A petition on Change.org calling for lower petrol taxes has about 860,000 signatures. A website www.blocage17novembre.com lists planned protests in all of France’s 95 mainland departments.

The movement, which has branded itself “gilets jaunes” — after the yellow safety vests drivers need to keep in their cars — blames higher taxes on fossil fuels for rising prices at the pump.

Piggyback
Opposition parties have tried to associate themselves with the movement, while not necessarily opposing the government’s goal of shifting towards cleaner energy. “This government hasn’t understood the anger of the French,” Socialist Party secretary general Olivier Faure said in a statement last Wednesday. The president “hasn’t listened to the French people”, the leader of the Republicans, Laurent Wauquiez, said in a tweet on Nov 1, adding that he’ll take part in the protests. “We were the first party to express our total support for this movement,” said nationalist leader Marine Le Pen in an interview on Nov 13 with Le Parisien.

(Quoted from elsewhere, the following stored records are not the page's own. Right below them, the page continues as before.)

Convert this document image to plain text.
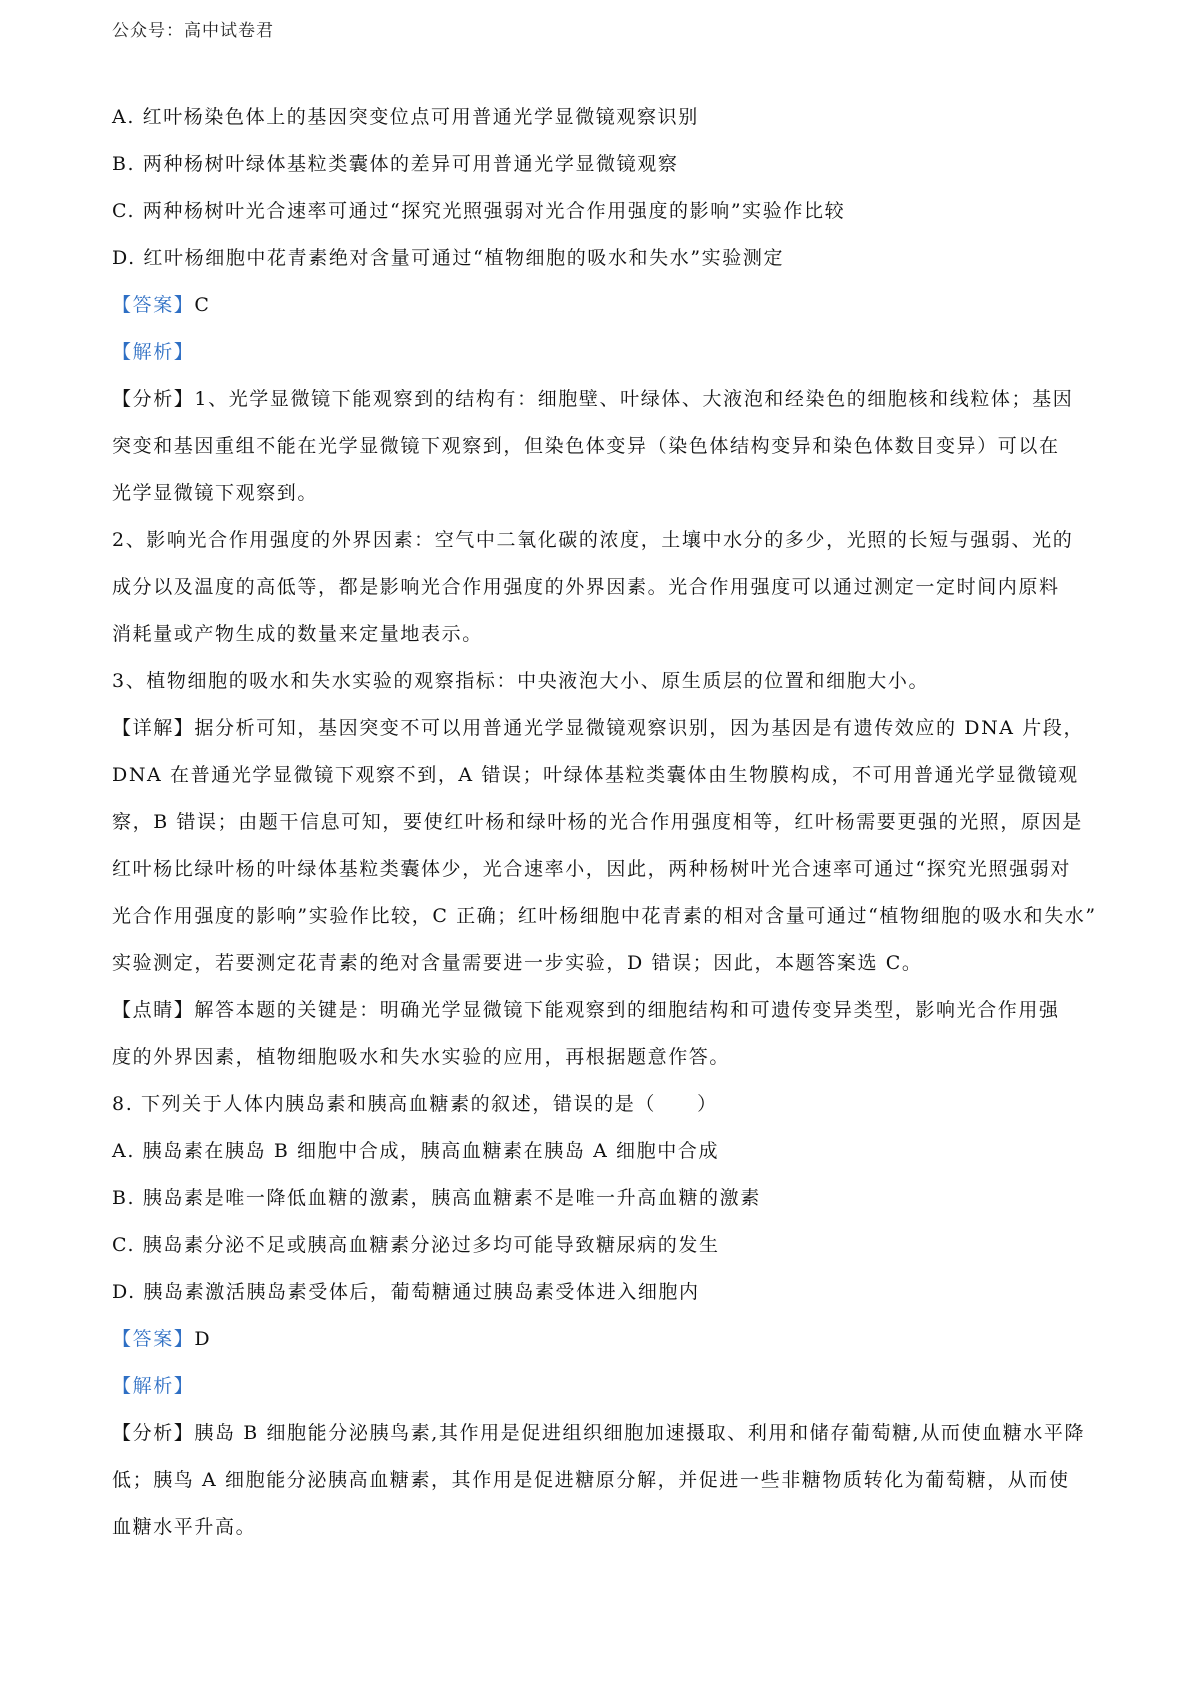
公众号：高中试卷君
A. 红叶杨染色体上的基因突变位点可用普通光学显微镜观察识别
B. 两种杨树叶绿体基粒类囊体的差异可用普通光学显微镜观察
C. 两种杨树叶光合速率可通过“探究光照强弱对光合作用强度的影响”实验作比较
D. 红叶杨细胞中花青素绝对含量可通过“植物细胞的吸水和失水”实验测定
【答案】C
【解析】
【分析】1、光学显微镜下能观察到的结构有：细胞壁、叶绿体、大液泡和经染色的细胞核和线粒体；基因
突变和基因重组不能在光学显微镜下观察到，但染色体变异（染色体结构变异和染色体数目变异）可以在
光学显微镜下观察到。
2、影响光合作用强度的外界因素：空气中二氧化碳的浓度，土壤中水分的多少，光照的长短与强弱、光的
成分以及温度的高低等，都是影响光合作用强度的外界因素。光合作用强度可以通过测定一定时间内原料
消耗量或产物生成的数量来定量地表示。
3、植物细胞的吸水和失水实验的观察指标：中央液泡大小、原生质层的位置和细胞大小。
【详解】据分析可知，基因突变不可以用普通光学显微镜观察识别，因为基因是有遗传效应的 DNA 片段，
DNA 在普通光学显微镜下观察不到，A 错误；叶绿体基粒类囊体由生物膜构成，不可用普通光学显微镜观
察，B 错误；由题干信息可知，要使红叶杨和绿叶杨的光合作用强度相等，红叶杨需要更强的光照，原因是
红叶杨比绿叶杨的叶绿体基粒类囊体少，光合速率小，因此，两种杨树叶光合速率可通过“探究光照强弱对
光合作用强度的影响”实验作比较，C 正确；红叶杨细胞中花青素的相对含量可通过“植物细胞的吸水和失水”
实验测定，若要测定花青素的绝对含量需要进一步实验，D 错误；因此，本题答案选 C。
【点睛】解答本题的关键是：明确光学显微镜下能观察到的细胞结构和可遗传变异类型，影响光合作用强
度的外界因素，植物细胞吸水和失水实验的应用，再根据题意作答。
8. 下列关于人体内胰岛素和胰高血糖素的叙述，错误的是（　　）
A. 胰岛素在胰岛 B 细胞中合成，胰高血糖素在胰岛 A 细胞中合成
B. 胰岛素是唯一降低血糖的激素，胰高血糖素不是唯一升高血糖的激素
C. 胰岛素分泌不足或胰高血糖素分泌过多均可能导致糖尿病的发生
D. 胰岛素激活胰岛素受体后，葡萄糖通过胰岛素受体进入细胞内
【答案】D
【解析】
【分析】胰岛 B 细胞能分泌胰鸟素,其作用是促进组织细胞加速摄取、利用和储存葡萄糖,从而使血糖水平降
低；胰鸟 A 细胞能分泌胰高血糖素，其作用是促进糖原分解，并促进一些非糖物质转化为葡萄糖，从而使
血糖水平升高。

Yet, unions have largely given the movement a cold shoulder. Communist- backed CGT leader Philippe Martinez said last Friday that his union won’t be part of the blockades, due mostly to the participation of Le Pen’s far-right party Rassemblement National. Martinez said some businesses are supportive of the grassroots movement as they seek lower social charges.

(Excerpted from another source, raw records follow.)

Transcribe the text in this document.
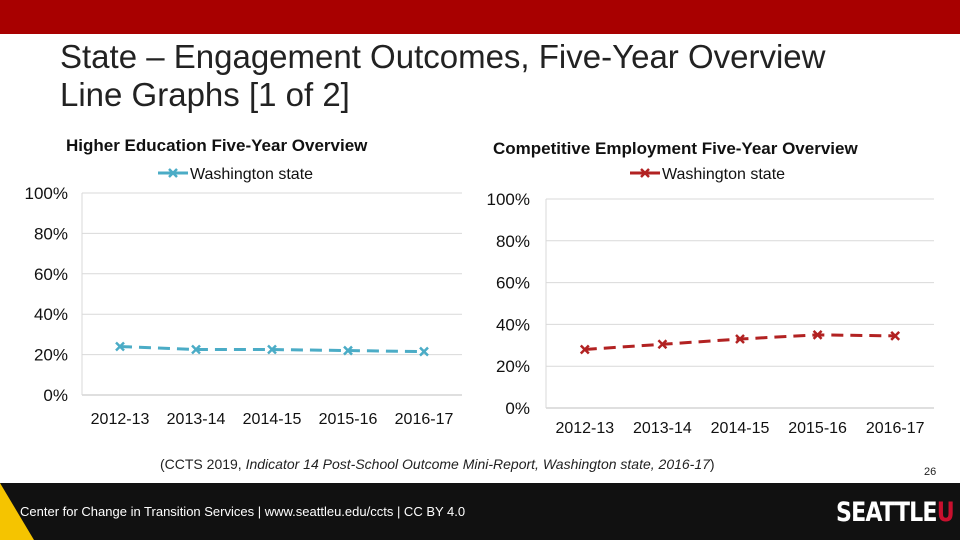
State – Engagement Outcomes, Five-Year Overview
Line Graphs [1 of 2]
Higher Education Five-Year Overview	Competitive Employment Five-Year Overview
0%
20%
40%
60%
80%
100%
2012-13 2013-14 2014-15 2015-16 2016-17
Washington state
0%
20%
40%
60%
80%
100%
2012-13 2013-14 2014-15 2015-16 2016-17
Washington state
(CCTS 2019, Indicator 14 Post-School Outcome Mini-Report, Washington state, 2016-17)	26
Center for Change in Transition Services | www.seattleu.edu/ccts | CC BY 4.0	SEATTLEU
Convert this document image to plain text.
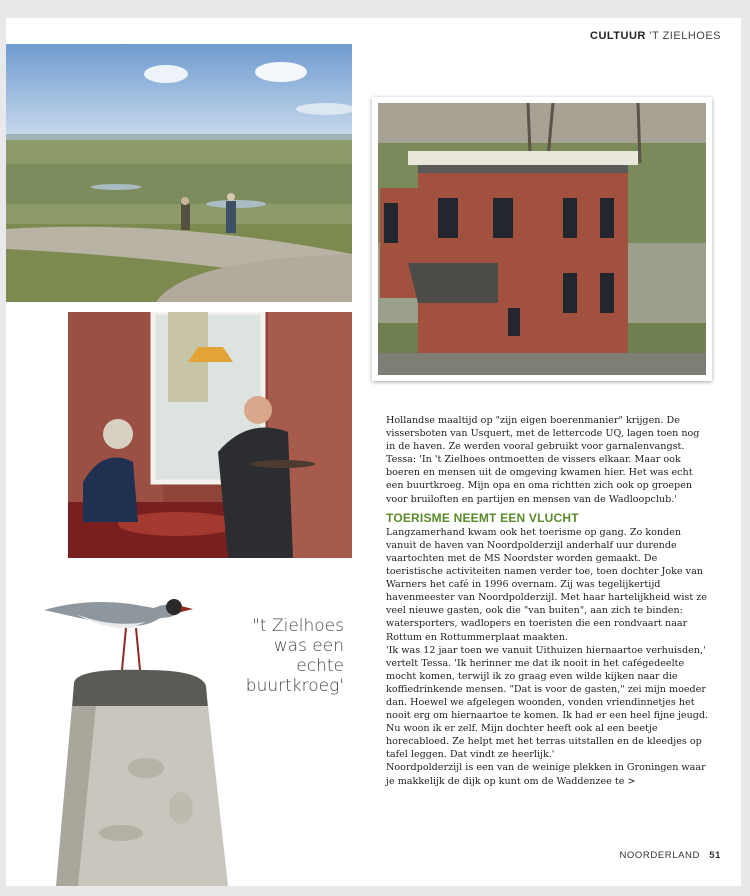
CULTUUR 'T ZIELHOES
"t Zielhoes was een echte buurtkroeg'

Hollandse maaltijd op "zijn eigen boerenmanier" krijgen. De vissersboten van Usquert, met de lettercode UQ, lagen toen nog in de haven. Ze werden vooral gebruikt voor garnalenvangst. Tessa: 'In 't Zielhoes ontmoetten de vissers elkaar. Maar ook boeren en mensen uit de omgeving kwamen hier. Het was echt een buurtkroeg. Mijn opa en oma richtten zich ook op groepen voor bruiloften en partijen en mensen van de Wadloopclub.'

TOERISME NEEMT EEN VLUCHT

Langzamerhand kwam ook het toerisme op gang. Zo konden vanuit de haven van Noordpolderzijl anderhalf uur durende vaartochten met de MS Noordster worden gemaakt. De toeristische activiteiten namen verder toe, toen dochter Joke van Warners het café in 1996 overnam. Zij was tegelijkertijd havenmeester van Noordpolderzijl. Met haar hartelijkheid wist ze veel nieuwe gasten, ook die "van buiten", aan zich te binden: watersporters, wadlopers en toeristen die een rondvaart naar Rottum en Rottummerplaat maakten.

'Ik was 12 jaar toen we vanuit Uithuizen hiernaartoe verhuisden,' vertelt Tessa. 'Ik herinner me dat ik nooit in het cafégedeelte mocht komen, terwijl ik zo graag even wilde kijken naar die koffiedrinkende mensen. "Dat is voor de gasten," zei mijn moeder dan. Hoewel we afgelegen woonden, vonden vriendinnetjes het nooit erg om hiernaartoe te komen. Ik had er een heel fijne jeugd. Nu woon ik er zelf. Mijn dochter heeft ook al een beetje horecabloed. Ze helpt met het terras uitstallen en de kleedjes op tafel leggen. Dat vindt ze heerlijk.'

Noordpolderzijl is een van de weinige plekken in Groningen waar je makkelijk de dijk op kunt om de Waddenzee te >

NOORDERLAND 51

Macron, asked about the movement during an interview on France’s aircraft carrier last Wednesday evening, said he “hears the anger” but said he was “wary because many different people are trying to piggyback on this movement”. In earlier interviews, he has said he prefers taxing fuel to taxing labour.

Poll Approval
Diesel prices at the pump in France have risen 16% this year to an average €1.48 (RM7) a litre, though the price did hit €1.53 in early October, according UFIP, the French oil industry federation. Petrol is up 5% to €1.47 per litre, after peaking at €1.57.

Taxes account for about 60% of the price at the pump in France. The government increased its hydrocarbon tax at the start of the year by 7.6 cents per litre on diesel and 3.9 cents to petrol, and a new boost at the start of next year will add another 6.5 cents per litre of diesel and 2.9 cents per litre of petrol, part of an effort to bring diesel and petrol taxes in line.

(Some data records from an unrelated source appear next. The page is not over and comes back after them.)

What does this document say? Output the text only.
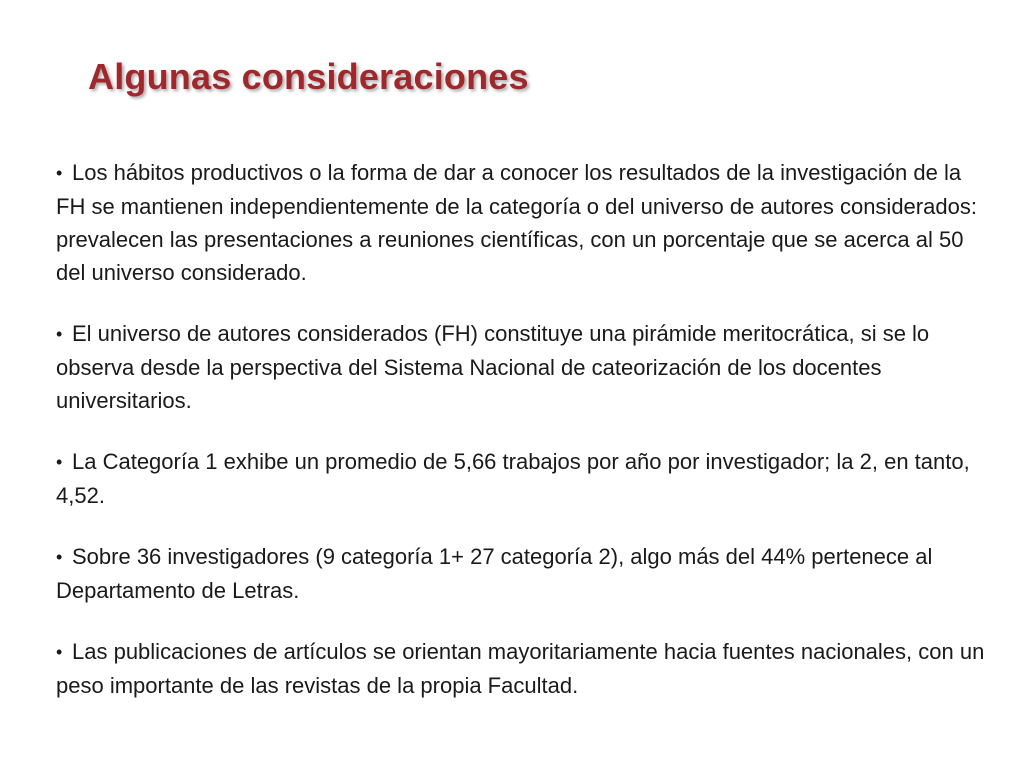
Algunas consideraciones
• Los hábitos productivos o la forma de dar a conocer los resultados de la investigación de la FH se mantienen independientemente de la categoría o del universo de autores considerados: prevalecen las presentaciones a reuniones científicas, con un porcentaje que se acerca al 50 del universo considerado.
• El universo de autores considerados (FH) constituye una pirámide meritocrática, si se lo observa desde la perspectiva del Sistema Nacional de cateorización de los docentes universitarios.
• La Categoría 1 exhibe un promedio de 5,66 trabajos por año por investigador; la 2, en tanto, 4,52.
• Sobre 36 investigadores (9 categoría 1+ 27 categoría 2), algo más del 44% pertenece al Departamento de Letras.
• Las publicaciones de artículos se orientan mayoritariamente hacia fuentes nacionales, con un peso importante de las revistas de la propia Facultad.
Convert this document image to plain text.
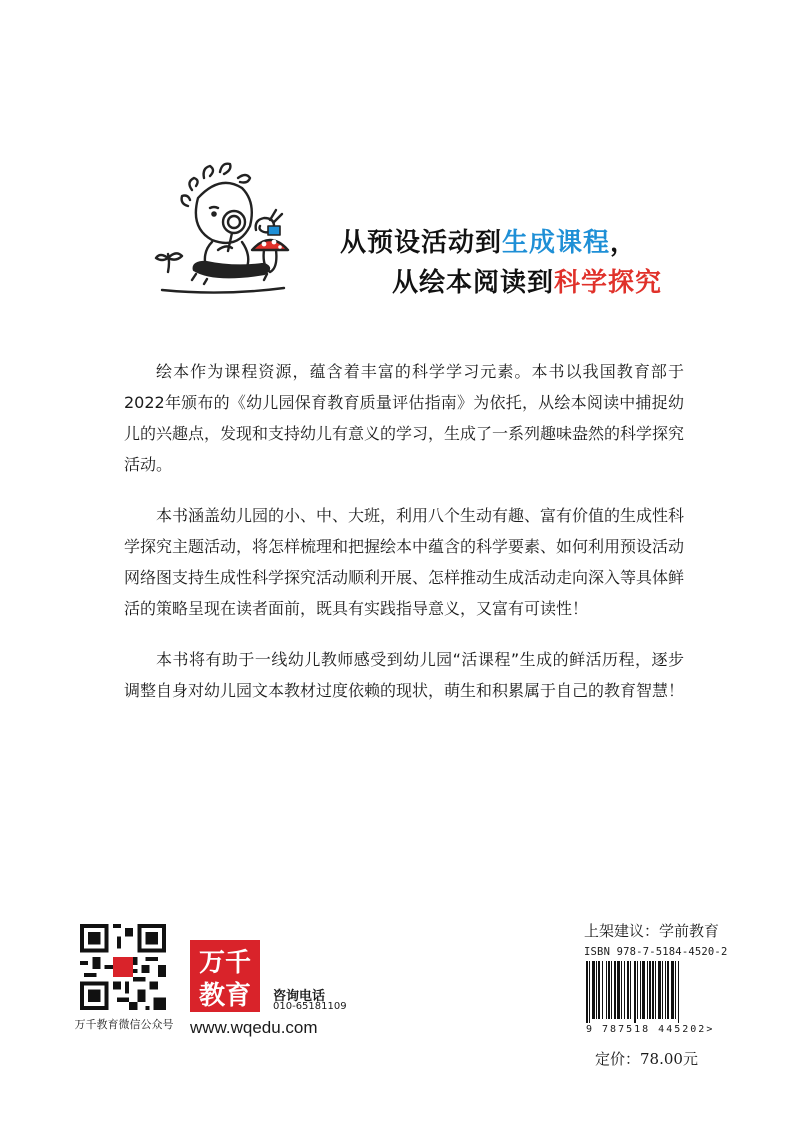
从预设活动到生成课程，
从绘本阅读到科学探究

绘本作为课程资源，蕴含着丰富的科学学习元素。本书以我国教育部于2022年颁布的《幼儿园保育教育质量评估指南》为依托，从绘本阅读中捕捉幼儿的兴趣点，发现和支持幼儿有意义的学习，生成了一系列趣味盎然的科学探究活动。

本书涵盖幼儿园的小、中、大班，利用八个生动有趣、富有价值的生成性科学探究主题活动，将怎样梳理和把握绘本中蕴含的科学要素、如何利用预设活动网络图支持生成性科学探究活动顺利开展、怎样推动生成活动走向深入等具体鲜活的策略呈现在读者面前，既具有实践指导意义，又富有可读性！

本书将有助于一线幼儿教师感受到幼儿园“活课程”生成的鲜活历程，逐步调整自身对幼儿园文本教材过度依赖的现状，萌生和积累属于自己的教育智慧！

万千教育微信公众号
万千
教育 咨询电话
010-65181109
www.wqedu.com
上架建议：学前教育
ISBN 978-7-5184-4520-2
9 787518 445202>
定价：78.00元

An Elabe poll released on Nov 14 said 73% of the French approve of the protests and 70% think the government should roll back recent gas tax increases. Several videos by angry drivers have gone viral on social media.

Diesel Addiction
In a bid to alleviate the “yellow vests’” concerns, Prime Minister Edouard Philippe on Nov 14 doubled the public incentives to buy cleaner cars or boilers to up to €4,000 a car. Transport Minister Elisabeth Borne said last Friday the government will present a bill to subsidise car-pooling.

France is trying to end its addiction to diesel, fuelled by decades of government support. Diesel once represented three-quarters of cars sold in France, but the ratio has declined to just below 40% as it progressively lost its tax advantage. Contrary to its reputation for public transport, about 70% of the French drive to work everyday, according to state statistical unit Insee, compared to about 76% in the US.

Environmental party Generation Ecologie leader Delphine Batho last Friday said the movement should demand cheaper clean cars rather than asking for lower oil prices. “I won’t demonstrate tomorrow because I don’t take part in any demonstration that stands for the oil lobby,” she said.